Mummified Human Torso Found By Michigan Homeowner Renovating Their Basement

Mummy, Detroit
File Photo: The skyline of Detroit, Michigan, is pictured. Getty Images

A homeowner renovating a property in west Detroit, Michigan, got a shock Wednesday afternoon when they discovered a mummified human torso in the basement.

The small torso was so decomposed that investigators don't yet know how long it had been there. Police said the sex of the person remains unknown, but they suspect the torso is female, The Associated Press reported.

Commander Brian Mounsey said the property has been empty since its purchase as an investment two years ago. Police think the torso was probably already in the basement when the home was bought.

The owner called police at 1.17 p.m. after uncovering the remains. Police collected the torso from a bar area of the basement of the home. According to The Detroit News, it is currently being examined by investigators.

Detroit Police did not immediately respond to Newsweek's request for comment.

Last May, the mummified remains of a woman in her 70s were found in her apartment in Valencia, Spain. The woman had gone missing roughly four years before she was found.

An eagle-eyed neighbor spotted her legs after noticing the same clothes had been hanging outside her apartment for some time.

That June, police in Kolkata, India arrested a leathermaker suspected of storing his mother's body in a commercial freezer for more than three years. At the time, police accused the man of using chemicals to prevent her mummified body from decomposing.

Investigators suspected the man was withdrawing money from his mother's pension account, which cannot be accessed after a person's death.

Later that summer, scientists in Poland published a world-first study of a mummified human corpse adopted as a woodland home by bees, squirrels and other creatures.

"No one before us had the opportunity to describe a case of nesting of these species of animals inside a human corpse found in a tree," study author Marcin Kadej from the Institute of Environmental Biology, University of Wroclaw, Poland, said at the time. "[The discovery] brings a new perspective and gives us new information on the behavior, ecology and biology of these animals."
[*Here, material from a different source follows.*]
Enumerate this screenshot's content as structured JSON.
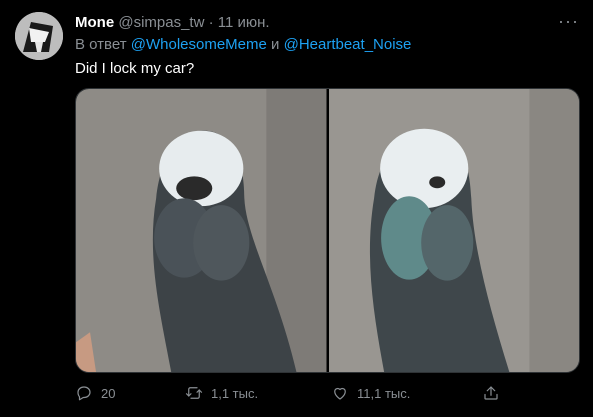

Last autumn, scientists examined the mummified remains of a woman stored in an iron coffin for more than 150 years. Discovered by construction workers in Queens, New York, back in 2011, the subsequent scientific investigation was recorded in a PBS documentary.

The well-preserved body—still dressed in socks and a gown—showed evidence of smallpox infection. "The results do not conclusively verify the hypothesis of smallpox as the cause of death. However, visual inspection cast little doubt on this hypothesis," scientists wrote in Emerging Infectious Diseases.